For eight years, I balanced working from home with at least one child not yet in school, home with me. When parents now talk about how impossible this is, I want to scream, “I KNOW!” It is impossible. I hired a part-time sitter a few mornings a week for six and a half years to help me, and it was still hard and nearly all my earnings for a while went to childcare. And then, finally, I got both kids into school full-time, and Iwas so excited to explore other creative endeavors and potential revenue-generating projects, only to have them both back at home again six months later when the pandemic hit, and now over five months after that there’s still no end in sight. It feels unfair, and yet I know I’m among the luckiest.
My kids will be ok. It’s going to be incredibly hard, but we’ll get through it. Families who need the childcare, the services, and the social aspect that school provides because they have kids with special needs or they don’t have the luxury to stay home with them or the money to send them to theater class or to play in an organized soccer game in the park on the weekends may not be as ok. Teachers are not going to be as ok. Some will get sick. There will be more deaths. Our case count will increase again, and I worry about how quickly that will happen and how high the surge will be this time.

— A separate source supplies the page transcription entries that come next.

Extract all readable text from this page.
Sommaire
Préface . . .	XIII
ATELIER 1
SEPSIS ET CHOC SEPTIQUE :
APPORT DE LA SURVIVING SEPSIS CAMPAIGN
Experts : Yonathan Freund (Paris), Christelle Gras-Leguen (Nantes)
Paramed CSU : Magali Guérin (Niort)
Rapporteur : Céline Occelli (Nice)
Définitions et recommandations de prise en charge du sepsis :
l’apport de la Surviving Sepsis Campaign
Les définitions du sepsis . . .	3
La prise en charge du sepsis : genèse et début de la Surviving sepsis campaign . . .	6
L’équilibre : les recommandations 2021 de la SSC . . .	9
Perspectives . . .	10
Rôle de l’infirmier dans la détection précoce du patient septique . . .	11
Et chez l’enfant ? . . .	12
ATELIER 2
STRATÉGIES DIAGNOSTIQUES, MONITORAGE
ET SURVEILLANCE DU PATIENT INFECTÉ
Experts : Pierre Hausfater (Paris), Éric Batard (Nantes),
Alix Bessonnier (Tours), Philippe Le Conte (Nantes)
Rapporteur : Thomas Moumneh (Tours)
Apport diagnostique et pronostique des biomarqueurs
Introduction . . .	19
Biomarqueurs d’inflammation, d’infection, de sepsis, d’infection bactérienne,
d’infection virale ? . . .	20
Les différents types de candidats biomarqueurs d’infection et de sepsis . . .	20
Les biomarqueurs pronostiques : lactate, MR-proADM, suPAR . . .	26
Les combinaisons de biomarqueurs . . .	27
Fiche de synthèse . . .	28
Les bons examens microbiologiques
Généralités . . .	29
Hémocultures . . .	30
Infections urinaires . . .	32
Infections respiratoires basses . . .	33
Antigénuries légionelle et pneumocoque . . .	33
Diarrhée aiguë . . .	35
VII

I have PTSD from our experience in the spring when the sirens didn’t stop wailing for three weeks, when Drew and I both had Covid symptoms and couldn’t get tests, when half our friends were sick too, when we had to tell our then-third-grader that one of the third grade teachers at his school died and he then refused to step outside for an entire month because he didn’t want to get sick and die too. And so, at 3 am when I can’t sleep and I start doomscrolling, reading about case clusters forming in schools already opening around the country, about outbreaks from big weddings people were too selfish to postpone or limit the size of, and about the parties and gatherings in places where the virus isn’t under control, I’m livid.
I want my life back, too. I want my kids back in school, too. I want to get on a plane and go visit my parents, my friends, some other place – anywhere, really because I am so sick of being home. I want to gather with people again. I want to feel normal and free and to not worry. But I can’t. Because our leadership at every level – but especially at the top – is cruel and dysfunctional and because so many people don’t believe this will affect them and haven’t made enough sacrifice in the shorter-term to give all of us a little more freedom in the longer-term. It’s another great American tragedy unfolding before our eyes, and just like climate change and police brutality and systemic racism and sexism, it will go unchecked as long as enough people remain unaffected by or in denial of the worst of it.